In such deteriorated conditions, Latinos, blacks, progressives, the labor movement, women and others, will once again make strong calls for Democrats to put on their pants and take executive measures in the remainder of Biden's time, if they want to avoid defeat in 2024.
Latinos like me have been demanding that Biden issue a Presidential Pardon for the 11 million undocumented immigrants living in the United States. USA
This bold presidential action, with a broad precedent in jurisprudence, cannot be blocked by Congress, not even by the Supreme Court. It is a constitutional plenary power reserved for the President without restrictions. Will Biden dare to exercise it, but to bring relief to our migrant brothers and sisters, at least for the sake of the self-preservation of the Democrats?
We'll see.
After the beating that the Democrats will receive in a few days, and when the clock begins to run towards the 2024 presidential elections, the Democrats may finally change the course of their strategy of appeasement in the face of Trumpism and adopt a strategy of struggle for the benefit of the working classes so abandoned and hit by the duopoly.

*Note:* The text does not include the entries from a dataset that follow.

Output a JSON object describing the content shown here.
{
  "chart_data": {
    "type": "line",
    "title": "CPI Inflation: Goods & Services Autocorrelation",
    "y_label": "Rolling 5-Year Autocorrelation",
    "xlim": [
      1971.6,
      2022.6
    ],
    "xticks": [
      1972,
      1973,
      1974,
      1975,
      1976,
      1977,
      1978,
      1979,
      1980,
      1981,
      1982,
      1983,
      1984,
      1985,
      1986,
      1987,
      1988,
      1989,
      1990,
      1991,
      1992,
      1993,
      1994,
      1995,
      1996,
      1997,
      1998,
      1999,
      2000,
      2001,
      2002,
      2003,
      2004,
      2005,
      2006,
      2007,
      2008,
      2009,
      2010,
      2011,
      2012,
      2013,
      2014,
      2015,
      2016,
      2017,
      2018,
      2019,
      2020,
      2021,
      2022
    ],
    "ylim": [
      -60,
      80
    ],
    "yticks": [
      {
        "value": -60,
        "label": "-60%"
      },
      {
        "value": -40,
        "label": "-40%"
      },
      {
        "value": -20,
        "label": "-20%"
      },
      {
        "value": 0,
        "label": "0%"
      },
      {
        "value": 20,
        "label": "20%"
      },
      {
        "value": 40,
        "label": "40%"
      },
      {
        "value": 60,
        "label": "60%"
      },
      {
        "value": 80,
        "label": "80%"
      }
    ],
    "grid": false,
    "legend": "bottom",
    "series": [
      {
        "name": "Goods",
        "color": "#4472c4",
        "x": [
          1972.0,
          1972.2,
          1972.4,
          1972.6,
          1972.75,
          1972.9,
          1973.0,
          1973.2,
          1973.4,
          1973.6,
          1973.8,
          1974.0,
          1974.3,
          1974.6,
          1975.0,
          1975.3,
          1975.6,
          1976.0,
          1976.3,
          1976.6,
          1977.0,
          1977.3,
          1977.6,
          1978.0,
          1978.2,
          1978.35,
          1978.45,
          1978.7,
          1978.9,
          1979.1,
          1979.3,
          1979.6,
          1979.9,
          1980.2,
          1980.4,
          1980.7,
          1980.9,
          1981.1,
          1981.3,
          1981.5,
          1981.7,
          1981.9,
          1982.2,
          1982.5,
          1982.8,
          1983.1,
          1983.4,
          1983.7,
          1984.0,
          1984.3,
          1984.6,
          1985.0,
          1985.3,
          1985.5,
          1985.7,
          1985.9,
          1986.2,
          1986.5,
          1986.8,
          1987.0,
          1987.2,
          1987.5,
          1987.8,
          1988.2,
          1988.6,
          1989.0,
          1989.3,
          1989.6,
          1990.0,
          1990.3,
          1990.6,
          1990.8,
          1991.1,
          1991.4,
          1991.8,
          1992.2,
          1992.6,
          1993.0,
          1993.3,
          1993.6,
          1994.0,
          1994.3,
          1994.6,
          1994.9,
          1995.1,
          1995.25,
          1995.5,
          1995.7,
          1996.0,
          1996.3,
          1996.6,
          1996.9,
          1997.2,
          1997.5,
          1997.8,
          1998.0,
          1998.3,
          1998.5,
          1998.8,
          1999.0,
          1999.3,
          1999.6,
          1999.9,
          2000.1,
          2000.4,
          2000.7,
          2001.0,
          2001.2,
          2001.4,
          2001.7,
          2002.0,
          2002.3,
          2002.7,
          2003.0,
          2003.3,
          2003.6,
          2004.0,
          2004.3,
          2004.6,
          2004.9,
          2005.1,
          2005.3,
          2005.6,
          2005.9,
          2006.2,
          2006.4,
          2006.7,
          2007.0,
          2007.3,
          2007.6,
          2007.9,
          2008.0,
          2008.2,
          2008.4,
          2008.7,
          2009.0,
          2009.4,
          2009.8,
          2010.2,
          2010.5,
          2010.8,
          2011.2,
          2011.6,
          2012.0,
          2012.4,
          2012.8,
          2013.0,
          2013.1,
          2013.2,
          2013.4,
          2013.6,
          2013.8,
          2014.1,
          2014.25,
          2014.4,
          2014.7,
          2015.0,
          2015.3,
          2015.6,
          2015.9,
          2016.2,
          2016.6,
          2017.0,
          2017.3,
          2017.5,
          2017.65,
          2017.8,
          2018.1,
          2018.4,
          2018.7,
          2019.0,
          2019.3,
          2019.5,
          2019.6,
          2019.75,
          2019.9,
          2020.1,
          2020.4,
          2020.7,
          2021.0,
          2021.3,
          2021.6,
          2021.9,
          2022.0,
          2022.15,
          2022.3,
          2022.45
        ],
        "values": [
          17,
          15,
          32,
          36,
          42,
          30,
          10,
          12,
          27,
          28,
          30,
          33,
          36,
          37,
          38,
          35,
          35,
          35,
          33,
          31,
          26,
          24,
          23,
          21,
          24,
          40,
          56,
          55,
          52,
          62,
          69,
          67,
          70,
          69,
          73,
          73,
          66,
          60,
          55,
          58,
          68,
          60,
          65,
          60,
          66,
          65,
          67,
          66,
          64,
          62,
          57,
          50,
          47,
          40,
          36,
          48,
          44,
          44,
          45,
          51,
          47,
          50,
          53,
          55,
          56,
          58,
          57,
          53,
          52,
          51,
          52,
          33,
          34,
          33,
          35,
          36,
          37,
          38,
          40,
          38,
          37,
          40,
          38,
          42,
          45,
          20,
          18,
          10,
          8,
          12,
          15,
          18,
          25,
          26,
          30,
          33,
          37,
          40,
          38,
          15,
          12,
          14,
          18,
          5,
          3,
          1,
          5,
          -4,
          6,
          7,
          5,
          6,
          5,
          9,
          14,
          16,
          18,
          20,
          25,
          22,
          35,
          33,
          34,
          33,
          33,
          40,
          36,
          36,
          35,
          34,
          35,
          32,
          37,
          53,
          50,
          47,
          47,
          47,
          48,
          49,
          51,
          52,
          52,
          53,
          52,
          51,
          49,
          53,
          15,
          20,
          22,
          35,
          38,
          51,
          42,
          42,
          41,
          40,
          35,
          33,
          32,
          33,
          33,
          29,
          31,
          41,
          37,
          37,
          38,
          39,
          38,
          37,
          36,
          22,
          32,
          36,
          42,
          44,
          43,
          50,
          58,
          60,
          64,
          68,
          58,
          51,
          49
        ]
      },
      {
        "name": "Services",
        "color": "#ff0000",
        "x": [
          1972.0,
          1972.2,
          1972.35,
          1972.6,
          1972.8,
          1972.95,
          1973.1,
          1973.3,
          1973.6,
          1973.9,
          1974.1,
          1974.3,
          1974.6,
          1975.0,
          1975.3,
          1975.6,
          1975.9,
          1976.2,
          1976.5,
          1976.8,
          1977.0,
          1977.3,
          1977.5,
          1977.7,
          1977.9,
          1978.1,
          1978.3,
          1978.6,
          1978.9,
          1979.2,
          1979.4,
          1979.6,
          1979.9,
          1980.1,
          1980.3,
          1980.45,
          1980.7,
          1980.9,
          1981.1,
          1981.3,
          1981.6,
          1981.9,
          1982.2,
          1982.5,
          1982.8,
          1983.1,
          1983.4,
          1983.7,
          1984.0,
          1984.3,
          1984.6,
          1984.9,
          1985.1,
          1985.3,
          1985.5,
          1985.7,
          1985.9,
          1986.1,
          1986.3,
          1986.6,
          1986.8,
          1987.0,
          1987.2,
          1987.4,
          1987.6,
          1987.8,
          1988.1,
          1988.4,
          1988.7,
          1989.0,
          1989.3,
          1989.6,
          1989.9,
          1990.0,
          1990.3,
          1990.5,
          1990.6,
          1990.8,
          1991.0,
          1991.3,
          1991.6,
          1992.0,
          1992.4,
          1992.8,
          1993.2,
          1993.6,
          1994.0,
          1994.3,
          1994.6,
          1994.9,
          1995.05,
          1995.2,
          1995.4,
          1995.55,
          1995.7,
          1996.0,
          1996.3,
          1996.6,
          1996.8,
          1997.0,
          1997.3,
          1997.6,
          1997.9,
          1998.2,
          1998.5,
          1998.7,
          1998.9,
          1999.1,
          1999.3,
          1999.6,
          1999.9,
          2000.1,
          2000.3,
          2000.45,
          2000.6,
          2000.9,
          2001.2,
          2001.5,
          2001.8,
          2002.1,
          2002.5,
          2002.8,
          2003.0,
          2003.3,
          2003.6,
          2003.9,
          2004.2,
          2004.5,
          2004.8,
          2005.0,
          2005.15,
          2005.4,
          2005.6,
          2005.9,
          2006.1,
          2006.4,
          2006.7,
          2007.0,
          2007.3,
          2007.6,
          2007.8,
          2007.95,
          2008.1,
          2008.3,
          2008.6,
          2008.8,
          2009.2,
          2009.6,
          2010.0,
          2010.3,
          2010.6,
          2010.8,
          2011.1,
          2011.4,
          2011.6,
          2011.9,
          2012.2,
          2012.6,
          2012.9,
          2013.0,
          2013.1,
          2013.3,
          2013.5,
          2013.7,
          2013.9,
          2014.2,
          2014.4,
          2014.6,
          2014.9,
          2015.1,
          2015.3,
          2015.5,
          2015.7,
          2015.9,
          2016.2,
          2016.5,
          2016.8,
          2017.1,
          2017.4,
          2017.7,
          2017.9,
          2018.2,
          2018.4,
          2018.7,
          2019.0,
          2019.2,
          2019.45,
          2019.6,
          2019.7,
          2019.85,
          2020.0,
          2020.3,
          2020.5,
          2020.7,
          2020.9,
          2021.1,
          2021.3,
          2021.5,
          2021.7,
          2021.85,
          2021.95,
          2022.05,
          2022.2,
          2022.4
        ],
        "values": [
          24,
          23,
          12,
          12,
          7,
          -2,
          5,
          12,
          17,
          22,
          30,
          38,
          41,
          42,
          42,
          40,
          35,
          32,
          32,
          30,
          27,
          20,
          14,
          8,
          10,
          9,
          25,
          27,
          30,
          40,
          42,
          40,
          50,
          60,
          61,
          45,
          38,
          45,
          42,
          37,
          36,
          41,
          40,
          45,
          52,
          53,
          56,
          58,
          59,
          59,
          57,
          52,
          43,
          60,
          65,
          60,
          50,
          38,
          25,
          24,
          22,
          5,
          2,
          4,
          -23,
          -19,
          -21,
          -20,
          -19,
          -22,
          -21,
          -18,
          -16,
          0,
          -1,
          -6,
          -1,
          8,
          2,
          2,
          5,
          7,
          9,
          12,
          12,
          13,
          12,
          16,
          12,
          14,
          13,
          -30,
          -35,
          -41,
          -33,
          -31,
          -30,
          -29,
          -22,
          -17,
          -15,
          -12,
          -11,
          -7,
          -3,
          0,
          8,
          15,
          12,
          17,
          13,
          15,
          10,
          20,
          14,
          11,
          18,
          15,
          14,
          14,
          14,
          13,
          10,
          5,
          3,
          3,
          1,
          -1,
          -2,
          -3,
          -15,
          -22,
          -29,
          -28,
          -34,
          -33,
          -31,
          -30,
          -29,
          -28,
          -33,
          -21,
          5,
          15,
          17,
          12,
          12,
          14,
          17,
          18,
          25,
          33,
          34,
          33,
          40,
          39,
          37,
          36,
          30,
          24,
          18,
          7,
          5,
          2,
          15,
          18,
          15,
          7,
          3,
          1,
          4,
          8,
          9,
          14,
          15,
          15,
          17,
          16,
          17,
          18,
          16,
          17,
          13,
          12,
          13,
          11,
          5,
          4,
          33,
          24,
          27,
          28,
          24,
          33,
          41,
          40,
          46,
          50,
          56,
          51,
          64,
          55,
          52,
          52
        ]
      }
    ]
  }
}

But will they do it? There is no other way for Latinos to remain vigilant, keep us in the fight, and act collectively in the street to push both Democrats and Republicans as much as possible to replace the country's hateful migratory regime with a better one.
In short, far from swearing loyalty to one or the other party after the disastrous last three decades of negligence and betrayal, Latinos today are saying with their erratic and apathetic electoral behavior: It's the duopoly, stupid! And we have abundant reasons to reject it and push it relentlessly until it radically transforms American democracy to fulfill us and provide us with the social justice we deserve.